About the film
An overview of the progressive facilities at a modern coal mine in Scotland, with an emphasis on the steps taken to ensure worker welfare there.
- Release year
- Irene Wilson
- Production company
- G.B. Instructional
- Donald Carter
- Running time (minutes)
- 16 mins 27 secs
'A modern colliery in Scotland, situated in unspoilt country instead of an ugly mining town, has up-to-date machinery, the latest ventilation and safety devices, and new methods in mining practice. The surface buildings of this model colliery are built on symmetrical lines.’

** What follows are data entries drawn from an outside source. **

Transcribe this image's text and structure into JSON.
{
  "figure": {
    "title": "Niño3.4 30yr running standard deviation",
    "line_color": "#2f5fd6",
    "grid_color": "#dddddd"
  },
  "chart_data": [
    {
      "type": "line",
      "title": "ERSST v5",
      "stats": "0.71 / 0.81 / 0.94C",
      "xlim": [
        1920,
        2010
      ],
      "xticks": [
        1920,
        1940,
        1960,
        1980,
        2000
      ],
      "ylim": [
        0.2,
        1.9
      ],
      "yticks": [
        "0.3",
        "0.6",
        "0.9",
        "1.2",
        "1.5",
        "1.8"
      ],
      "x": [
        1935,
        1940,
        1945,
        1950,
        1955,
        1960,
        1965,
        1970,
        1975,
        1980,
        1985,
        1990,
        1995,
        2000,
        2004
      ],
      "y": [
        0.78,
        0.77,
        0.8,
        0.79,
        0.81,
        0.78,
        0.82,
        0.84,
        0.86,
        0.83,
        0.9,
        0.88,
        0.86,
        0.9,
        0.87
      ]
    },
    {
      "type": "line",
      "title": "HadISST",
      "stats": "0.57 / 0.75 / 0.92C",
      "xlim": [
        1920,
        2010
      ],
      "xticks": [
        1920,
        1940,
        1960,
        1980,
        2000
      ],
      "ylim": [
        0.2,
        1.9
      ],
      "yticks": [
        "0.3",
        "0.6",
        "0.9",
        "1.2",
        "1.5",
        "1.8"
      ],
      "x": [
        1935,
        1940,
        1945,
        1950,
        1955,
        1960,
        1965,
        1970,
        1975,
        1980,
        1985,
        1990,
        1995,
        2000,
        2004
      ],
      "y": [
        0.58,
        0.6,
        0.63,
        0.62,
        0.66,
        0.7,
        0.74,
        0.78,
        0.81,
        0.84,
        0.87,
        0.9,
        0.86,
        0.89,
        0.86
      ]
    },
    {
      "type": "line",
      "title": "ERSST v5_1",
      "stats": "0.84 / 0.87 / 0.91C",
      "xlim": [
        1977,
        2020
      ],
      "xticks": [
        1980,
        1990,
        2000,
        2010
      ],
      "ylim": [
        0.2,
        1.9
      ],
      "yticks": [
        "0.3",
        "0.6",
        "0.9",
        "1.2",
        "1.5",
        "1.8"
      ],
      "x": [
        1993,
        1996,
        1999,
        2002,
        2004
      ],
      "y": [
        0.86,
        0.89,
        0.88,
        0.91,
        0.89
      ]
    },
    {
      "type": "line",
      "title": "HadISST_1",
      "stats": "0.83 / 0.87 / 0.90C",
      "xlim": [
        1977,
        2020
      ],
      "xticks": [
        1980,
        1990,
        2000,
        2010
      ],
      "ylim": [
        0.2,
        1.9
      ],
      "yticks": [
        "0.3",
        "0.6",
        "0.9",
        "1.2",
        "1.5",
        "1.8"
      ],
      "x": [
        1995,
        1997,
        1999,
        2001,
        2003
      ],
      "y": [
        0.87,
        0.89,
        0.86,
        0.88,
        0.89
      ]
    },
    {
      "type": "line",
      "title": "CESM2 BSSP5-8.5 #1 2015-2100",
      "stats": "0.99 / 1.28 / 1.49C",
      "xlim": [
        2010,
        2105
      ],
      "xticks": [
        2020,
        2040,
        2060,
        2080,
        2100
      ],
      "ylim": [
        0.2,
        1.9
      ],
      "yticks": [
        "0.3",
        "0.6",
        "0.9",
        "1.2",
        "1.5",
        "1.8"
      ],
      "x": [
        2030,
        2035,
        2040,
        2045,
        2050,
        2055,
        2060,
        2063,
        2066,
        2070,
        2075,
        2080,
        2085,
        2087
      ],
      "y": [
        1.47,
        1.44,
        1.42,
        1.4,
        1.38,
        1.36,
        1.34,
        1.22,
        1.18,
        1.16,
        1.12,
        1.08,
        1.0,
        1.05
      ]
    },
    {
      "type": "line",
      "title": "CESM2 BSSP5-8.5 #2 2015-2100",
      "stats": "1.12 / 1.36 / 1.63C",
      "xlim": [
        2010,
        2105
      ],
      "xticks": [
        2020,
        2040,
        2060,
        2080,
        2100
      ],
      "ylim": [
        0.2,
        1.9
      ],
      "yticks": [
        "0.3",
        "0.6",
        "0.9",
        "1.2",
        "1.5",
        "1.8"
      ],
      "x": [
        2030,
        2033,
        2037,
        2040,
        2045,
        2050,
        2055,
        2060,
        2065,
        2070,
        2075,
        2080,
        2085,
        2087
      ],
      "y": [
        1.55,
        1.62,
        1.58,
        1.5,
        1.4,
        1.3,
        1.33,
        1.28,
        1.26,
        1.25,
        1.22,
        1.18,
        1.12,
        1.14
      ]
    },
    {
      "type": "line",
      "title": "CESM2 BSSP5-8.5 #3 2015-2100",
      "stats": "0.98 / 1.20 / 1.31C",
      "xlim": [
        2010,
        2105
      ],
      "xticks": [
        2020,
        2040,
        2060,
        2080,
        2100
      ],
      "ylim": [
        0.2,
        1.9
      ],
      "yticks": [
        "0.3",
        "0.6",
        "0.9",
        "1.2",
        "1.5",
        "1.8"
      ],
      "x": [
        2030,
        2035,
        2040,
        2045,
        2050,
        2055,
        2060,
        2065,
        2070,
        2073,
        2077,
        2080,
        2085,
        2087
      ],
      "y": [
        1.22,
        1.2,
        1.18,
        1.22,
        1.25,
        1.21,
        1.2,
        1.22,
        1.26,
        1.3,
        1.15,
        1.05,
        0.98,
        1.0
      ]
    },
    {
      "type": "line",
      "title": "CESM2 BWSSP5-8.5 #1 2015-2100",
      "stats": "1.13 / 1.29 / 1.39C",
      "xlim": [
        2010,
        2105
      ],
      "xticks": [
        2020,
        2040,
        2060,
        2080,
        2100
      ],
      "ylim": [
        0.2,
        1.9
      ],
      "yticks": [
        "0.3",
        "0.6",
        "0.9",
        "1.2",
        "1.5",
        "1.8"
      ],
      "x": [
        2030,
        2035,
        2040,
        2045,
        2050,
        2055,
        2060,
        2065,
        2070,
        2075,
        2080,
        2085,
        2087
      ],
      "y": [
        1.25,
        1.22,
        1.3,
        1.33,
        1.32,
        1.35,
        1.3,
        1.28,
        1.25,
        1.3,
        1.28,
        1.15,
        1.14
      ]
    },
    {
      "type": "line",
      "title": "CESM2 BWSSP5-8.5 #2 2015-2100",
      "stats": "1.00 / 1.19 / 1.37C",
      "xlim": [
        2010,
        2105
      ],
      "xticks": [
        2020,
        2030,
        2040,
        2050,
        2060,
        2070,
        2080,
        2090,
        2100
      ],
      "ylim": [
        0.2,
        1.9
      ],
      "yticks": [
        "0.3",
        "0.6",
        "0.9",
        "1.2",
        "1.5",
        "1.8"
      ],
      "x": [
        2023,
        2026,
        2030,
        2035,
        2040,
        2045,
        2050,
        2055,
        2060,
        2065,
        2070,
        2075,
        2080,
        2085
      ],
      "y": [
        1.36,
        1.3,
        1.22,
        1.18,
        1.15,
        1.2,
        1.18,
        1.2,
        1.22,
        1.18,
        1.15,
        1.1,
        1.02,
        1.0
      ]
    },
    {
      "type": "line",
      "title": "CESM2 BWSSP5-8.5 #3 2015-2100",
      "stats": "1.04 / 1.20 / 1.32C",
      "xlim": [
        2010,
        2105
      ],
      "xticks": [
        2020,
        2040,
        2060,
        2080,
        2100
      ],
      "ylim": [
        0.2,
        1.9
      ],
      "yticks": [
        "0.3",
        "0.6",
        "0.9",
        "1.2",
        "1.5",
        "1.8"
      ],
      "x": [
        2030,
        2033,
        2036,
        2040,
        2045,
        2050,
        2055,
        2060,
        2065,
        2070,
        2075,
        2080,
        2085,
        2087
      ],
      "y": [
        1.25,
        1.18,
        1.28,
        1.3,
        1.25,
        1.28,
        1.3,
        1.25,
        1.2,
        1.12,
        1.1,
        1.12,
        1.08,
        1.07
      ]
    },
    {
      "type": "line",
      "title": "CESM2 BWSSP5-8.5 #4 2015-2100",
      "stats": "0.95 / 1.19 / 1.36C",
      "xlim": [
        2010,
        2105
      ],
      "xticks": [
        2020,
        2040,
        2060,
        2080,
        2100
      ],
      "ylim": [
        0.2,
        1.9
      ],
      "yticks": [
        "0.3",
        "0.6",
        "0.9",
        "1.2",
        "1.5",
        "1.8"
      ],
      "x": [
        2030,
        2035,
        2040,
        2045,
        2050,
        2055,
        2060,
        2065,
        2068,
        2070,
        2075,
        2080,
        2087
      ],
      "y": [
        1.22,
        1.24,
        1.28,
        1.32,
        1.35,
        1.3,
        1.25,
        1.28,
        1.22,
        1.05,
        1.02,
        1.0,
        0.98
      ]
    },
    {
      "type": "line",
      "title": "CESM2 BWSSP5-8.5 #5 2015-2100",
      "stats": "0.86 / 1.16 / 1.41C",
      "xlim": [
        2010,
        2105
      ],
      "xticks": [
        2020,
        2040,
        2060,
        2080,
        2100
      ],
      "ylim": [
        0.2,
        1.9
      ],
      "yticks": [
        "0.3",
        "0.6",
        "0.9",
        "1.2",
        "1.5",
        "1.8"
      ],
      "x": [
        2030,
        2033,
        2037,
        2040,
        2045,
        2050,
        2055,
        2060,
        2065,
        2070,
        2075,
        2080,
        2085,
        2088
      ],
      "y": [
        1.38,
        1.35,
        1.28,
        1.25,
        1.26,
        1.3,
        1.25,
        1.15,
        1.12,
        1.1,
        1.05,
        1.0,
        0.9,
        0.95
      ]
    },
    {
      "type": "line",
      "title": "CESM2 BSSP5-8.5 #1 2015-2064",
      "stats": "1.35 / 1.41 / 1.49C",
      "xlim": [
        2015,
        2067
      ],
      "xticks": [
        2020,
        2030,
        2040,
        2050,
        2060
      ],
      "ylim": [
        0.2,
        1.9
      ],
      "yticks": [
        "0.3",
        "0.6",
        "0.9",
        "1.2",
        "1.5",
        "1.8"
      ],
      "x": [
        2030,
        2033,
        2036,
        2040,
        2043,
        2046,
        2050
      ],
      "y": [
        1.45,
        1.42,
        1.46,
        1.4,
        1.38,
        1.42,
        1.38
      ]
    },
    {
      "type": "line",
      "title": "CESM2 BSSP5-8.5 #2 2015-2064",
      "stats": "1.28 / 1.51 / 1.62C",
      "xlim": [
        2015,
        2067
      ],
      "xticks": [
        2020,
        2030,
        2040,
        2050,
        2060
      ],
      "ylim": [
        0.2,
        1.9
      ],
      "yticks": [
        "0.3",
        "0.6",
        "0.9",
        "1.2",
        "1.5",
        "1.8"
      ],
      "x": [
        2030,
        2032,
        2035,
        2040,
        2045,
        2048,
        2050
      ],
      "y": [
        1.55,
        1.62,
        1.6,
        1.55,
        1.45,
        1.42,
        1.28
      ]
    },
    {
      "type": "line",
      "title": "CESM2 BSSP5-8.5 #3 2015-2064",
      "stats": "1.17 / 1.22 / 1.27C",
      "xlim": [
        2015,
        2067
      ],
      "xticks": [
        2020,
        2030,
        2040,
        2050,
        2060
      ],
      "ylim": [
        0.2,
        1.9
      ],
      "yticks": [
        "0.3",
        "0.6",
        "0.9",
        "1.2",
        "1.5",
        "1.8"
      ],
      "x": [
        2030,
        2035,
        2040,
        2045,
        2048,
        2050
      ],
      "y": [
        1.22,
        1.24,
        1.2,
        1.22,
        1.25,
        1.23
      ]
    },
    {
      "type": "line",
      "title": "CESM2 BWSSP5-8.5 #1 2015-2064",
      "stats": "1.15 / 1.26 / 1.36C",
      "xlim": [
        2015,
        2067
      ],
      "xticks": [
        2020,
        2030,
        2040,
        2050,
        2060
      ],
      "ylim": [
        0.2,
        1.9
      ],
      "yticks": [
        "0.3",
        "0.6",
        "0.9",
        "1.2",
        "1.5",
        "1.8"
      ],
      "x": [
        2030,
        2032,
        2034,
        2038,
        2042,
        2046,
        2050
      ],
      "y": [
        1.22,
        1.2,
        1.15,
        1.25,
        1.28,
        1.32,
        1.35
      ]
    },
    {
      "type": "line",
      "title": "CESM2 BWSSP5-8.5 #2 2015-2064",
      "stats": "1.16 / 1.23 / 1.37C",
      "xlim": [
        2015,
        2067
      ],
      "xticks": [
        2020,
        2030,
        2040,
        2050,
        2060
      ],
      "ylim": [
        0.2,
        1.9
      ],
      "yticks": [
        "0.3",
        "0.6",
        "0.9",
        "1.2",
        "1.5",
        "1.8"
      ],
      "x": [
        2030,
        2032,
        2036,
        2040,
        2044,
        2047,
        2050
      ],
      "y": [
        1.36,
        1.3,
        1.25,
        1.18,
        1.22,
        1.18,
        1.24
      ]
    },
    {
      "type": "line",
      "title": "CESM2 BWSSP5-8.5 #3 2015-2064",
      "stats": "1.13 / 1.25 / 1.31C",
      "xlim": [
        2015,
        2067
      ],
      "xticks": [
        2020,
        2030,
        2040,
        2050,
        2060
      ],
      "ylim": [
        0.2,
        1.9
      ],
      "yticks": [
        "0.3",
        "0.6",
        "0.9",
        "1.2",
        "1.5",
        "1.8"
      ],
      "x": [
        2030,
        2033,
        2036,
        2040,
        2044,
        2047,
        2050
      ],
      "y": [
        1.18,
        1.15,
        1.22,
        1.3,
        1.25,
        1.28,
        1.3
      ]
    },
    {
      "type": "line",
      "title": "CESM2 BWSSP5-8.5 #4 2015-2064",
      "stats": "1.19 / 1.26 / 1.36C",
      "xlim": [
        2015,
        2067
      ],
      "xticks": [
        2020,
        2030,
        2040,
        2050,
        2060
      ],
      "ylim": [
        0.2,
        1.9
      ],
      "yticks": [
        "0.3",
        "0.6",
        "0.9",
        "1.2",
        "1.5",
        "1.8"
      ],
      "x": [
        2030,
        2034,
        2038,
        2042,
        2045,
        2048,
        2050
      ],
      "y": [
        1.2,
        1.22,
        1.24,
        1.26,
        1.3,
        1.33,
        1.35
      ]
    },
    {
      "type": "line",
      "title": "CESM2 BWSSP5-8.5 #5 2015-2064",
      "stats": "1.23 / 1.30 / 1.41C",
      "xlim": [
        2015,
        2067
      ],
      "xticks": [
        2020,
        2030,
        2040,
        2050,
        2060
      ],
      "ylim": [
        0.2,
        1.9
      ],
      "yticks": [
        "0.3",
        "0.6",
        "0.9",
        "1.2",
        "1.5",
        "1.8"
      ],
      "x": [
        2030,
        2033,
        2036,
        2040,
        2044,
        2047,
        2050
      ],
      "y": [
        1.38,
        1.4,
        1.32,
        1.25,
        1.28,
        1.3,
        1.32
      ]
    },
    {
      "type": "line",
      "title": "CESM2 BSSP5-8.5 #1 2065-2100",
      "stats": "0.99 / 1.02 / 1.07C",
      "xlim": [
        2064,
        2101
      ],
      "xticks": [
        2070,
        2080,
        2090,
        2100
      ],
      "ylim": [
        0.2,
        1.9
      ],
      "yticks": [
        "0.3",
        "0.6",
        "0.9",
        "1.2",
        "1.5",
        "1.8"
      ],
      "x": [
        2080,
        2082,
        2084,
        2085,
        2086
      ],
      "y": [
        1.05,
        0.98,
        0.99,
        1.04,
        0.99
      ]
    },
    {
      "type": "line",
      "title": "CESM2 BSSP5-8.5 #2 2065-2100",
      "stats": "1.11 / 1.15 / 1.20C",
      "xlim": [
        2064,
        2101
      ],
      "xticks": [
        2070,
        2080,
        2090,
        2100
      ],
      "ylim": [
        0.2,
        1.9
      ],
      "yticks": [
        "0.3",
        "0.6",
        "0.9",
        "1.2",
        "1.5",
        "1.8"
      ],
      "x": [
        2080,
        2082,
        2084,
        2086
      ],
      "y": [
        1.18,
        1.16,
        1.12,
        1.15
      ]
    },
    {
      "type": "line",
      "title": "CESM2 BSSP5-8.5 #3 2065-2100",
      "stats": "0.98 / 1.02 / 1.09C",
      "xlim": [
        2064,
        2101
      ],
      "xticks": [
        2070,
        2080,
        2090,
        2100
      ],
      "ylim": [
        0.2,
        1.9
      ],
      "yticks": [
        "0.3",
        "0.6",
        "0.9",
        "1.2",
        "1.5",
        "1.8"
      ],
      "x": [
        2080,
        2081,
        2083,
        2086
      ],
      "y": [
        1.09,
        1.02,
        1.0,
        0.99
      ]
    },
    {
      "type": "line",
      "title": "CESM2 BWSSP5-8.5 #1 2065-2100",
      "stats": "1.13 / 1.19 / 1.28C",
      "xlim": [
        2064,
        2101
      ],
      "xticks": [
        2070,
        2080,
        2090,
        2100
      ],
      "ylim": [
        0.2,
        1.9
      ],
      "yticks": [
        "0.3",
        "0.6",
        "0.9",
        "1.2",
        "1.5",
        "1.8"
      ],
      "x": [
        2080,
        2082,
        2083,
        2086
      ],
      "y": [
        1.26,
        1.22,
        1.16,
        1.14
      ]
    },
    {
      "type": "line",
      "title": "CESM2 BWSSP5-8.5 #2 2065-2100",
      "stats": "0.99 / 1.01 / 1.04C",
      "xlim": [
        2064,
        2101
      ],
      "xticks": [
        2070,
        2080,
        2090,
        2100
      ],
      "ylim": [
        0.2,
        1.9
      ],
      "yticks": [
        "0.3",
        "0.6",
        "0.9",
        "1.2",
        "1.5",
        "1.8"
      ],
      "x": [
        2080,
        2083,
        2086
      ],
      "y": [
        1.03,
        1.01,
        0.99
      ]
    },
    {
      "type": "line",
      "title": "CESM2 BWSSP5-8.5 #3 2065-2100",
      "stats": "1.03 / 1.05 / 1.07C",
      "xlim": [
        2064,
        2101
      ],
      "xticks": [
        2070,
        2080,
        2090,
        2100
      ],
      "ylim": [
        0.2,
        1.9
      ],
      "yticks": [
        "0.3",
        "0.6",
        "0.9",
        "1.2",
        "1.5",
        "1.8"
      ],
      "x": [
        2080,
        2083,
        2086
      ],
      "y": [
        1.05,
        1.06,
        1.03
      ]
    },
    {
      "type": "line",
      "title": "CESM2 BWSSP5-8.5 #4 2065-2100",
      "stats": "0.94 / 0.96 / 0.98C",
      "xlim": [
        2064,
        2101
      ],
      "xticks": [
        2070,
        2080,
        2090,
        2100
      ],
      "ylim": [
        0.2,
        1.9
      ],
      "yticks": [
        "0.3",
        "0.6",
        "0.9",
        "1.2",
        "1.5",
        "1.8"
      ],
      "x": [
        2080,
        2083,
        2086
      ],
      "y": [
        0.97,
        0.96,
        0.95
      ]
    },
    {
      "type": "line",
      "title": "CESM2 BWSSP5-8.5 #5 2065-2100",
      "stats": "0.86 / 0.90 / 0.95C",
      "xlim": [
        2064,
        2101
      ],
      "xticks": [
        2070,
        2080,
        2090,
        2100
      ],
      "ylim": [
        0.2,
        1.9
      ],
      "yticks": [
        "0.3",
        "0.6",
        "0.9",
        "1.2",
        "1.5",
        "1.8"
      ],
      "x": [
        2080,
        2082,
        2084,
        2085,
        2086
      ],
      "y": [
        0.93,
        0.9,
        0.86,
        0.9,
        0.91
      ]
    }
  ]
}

(Films of Britain - British Council Film Department Catalogue - 1947-50)
- When The New Mine was made in 1945, there were around 1000 coal mines operating in the UK. Today, there are less than a dozen.
- Described in The New Mine as a "pit-head of the new world", Comrie Colliery in Fife operated from 1936 to 1986. In spite of the film's optimistic claim that the mine would “stand the test of time”, and comments on the safety of its operations, the Comrie Colliery site is now derelict.
- Despite The New Mine's praise for the cutting-edge techniques employed at the mine, the disused site was recently described by Fife Council as the "largest area of post-industrial dereliction in West Fife". The land around the mine, clearly discernible from above, is reported to be heavily polluted, contaminated with cyanide, and the 40 metre high pile of coal waste (seen forming in the film) has purportedly been burning since the 1970s. Nonetheless, there has recently been movement towards the redevelopment of the site.